Я создал модель NER, используя BERT для обнаружения медицинских объектов, и она отлично работает. Я пытаюсь добавить слой CRF поверх моей модели BERT, чтобы улучшить ее производительность, но получаю ошибку, которую не могу устранить.
Вот ошибка:
ValueError Traceback (most recent call last)
in ()
83
84 # Start training
---> 85 trainer.train()
7 frames
/usr/local/lib/python3.10/dist-packages/torchcrf/__init__.py in _validate(self, emissions, tags, mask)
165 no_empty_seq_bf = self.batch_first and mask[:, 0].all()
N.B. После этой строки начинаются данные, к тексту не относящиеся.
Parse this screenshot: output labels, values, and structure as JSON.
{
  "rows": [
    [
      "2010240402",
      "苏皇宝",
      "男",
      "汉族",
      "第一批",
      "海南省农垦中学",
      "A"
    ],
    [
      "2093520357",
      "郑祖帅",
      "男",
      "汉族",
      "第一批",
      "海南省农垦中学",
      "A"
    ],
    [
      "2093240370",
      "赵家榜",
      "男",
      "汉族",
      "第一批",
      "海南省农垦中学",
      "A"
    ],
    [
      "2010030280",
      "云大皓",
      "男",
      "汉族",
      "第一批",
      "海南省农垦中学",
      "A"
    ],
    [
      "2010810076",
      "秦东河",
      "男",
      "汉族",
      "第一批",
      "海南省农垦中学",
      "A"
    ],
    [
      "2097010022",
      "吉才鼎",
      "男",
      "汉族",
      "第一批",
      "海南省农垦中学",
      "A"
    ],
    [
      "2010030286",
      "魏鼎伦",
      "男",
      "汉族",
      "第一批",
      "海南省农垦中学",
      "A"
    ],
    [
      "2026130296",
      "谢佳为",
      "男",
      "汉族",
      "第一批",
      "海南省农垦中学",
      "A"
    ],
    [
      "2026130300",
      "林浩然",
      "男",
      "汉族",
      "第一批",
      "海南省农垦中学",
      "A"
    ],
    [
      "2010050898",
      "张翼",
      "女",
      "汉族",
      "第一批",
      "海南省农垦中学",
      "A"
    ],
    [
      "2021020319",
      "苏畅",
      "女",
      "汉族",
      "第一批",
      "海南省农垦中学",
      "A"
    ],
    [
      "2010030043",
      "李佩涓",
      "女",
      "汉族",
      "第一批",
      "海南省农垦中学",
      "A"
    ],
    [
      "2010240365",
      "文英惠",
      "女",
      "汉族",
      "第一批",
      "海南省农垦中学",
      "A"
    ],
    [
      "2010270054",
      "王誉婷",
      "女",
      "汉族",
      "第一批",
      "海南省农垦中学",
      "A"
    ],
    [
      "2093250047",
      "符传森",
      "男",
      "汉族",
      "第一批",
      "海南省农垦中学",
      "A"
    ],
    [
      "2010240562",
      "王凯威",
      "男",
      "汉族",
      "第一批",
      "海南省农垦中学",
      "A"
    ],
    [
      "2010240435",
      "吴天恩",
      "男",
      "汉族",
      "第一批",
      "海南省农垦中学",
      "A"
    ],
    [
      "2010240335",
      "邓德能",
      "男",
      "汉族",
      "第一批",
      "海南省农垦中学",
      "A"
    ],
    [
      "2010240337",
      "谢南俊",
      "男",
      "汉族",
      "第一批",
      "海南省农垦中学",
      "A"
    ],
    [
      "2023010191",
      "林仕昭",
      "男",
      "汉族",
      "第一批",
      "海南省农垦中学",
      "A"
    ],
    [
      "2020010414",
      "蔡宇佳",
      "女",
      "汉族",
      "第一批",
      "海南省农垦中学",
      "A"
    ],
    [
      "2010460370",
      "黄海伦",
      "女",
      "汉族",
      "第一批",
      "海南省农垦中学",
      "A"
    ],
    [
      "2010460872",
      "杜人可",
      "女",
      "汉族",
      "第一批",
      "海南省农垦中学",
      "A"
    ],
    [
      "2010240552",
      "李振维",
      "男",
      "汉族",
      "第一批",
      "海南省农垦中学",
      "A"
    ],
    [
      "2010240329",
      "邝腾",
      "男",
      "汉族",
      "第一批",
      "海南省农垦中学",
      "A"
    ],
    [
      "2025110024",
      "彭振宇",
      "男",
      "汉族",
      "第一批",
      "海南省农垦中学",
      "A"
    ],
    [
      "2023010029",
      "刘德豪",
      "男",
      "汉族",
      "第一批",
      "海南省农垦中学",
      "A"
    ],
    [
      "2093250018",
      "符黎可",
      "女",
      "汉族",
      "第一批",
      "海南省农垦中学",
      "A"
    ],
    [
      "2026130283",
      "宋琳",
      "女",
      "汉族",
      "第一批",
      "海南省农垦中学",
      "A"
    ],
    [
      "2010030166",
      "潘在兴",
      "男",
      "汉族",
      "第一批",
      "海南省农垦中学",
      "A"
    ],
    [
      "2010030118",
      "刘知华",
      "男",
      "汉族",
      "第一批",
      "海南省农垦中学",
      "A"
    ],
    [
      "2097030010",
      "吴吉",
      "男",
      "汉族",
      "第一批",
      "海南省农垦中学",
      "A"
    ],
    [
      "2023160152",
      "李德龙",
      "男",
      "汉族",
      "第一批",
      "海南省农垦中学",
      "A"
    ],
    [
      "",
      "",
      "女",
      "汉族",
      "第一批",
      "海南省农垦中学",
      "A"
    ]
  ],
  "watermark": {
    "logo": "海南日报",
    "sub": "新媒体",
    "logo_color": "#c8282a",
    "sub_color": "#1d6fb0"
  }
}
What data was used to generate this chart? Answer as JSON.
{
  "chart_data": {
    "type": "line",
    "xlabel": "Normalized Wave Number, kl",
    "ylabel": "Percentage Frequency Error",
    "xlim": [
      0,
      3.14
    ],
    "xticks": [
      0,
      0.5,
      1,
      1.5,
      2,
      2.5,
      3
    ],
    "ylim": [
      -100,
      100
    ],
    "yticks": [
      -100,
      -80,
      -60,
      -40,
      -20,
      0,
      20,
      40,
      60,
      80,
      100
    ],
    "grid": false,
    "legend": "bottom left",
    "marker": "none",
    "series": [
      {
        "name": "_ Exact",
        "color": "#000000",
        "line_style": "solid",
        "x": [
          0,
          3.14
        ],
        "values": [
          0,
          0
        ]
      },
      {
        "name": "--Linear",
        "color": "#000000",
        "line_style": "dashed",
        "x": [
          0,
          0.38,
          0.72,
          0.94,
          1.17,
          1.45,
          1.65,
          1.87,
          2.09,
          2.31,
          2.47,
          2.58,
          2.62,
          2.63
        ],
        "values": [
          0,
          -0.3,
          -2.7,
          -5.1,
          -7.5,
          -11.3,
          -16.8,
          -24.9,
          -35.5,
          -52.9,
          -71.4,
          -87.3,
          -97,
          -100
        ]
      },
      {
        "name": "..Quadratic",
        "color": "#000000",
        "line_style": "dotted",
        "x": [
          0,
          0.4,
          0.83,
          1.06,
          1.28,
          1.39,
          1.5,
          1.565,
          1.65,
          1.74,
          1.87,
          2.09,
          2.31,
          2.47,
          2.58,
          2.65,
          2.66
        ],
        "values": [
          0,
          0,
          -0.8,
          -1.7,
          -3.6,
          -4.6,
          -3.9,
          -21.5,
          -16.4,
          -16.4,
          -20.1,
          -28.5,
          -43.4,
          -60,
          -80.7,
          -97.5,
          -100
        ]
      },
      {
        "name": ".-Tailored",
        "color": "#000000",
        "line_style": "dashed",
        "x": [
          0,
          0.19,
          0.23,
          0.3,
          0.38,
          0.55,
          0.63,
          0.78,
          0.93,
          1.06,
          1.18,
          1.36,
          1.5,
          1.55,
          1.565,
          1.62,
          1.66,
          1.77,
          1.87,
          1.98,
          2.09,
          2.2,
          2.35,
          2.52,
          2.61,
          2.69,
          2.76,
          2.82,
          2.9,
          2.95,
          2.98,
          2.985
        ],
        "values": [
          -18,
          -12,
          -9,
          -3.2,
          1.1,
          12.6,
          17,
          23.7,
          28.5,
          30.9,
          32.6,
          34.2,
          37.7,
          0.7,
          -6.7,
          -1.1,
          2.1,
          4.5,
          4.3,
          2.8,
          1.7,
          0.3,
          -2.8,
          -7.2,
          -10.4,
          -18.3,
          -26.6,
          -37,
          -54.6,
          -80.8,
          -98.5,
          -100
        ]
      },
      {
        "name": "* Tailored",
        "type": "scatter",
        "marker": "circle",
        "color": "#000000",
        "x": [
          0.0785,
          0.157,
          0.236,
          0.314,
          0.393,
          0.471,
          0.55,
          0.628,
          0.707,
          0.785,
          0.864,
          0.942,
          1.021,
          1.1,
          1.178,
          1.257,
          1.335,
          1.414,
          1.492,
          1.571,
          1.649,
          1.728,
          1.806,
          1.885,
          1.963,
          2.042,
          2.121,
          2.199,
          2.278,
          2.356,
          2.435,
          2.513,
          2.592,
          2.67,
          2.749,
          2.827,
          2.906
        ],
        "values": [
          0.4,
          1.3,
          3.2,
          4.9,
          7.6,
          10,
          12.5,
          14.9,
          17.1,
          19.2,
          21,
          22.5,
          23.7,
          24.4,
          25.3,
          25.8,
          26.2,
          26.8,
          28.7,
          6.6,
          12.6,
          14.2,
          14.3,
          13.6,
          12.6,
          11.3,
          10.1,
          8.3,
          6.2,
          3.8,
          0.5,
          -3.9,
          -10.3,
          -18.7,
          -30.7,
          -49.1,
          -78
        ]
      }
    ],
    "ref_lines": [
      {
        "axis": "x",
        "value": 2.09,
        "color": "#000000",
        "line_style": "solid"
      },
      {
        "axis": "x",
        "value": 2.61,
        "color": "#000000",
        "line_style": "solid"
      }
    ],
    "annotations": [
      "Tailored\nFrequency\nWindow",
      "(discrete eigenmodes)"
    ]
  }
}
166 if not no_empty_seq and not no_empty_seq_bf:
--> 167 raise ValueError('mask of the first timestep must all be on')
168
169 def _compute_score(
ValueError: mask of the first timestep must all be on
from transformers import TrainingArguments, Trainer
from torchcrf import CRF
import torch.nn as nn
from transformers import DataCollatorForTokenClassification
from transformers import AutoTokenizer, BertTokenizerFast
def tokenize_and_align_labels(examples):
tokenized_inputs = tokenizer(examples["tokens"], truncation=True, is_split_into_words=True)
labels = []
for i, label in enumerate(examples[f"ner_tags"]):
word_ids = tokenized_inputs.word_ids(batch_index=i)
previous_word_idx = None
label_ids = []
for word_idx in word_ids:
# Special tokens have a word id that is None. We set the label to -100 so they are automatically
# ignored in the loss function
if word_idx is None:
label_ids.append(-100)
# We set the label for the first token of each word.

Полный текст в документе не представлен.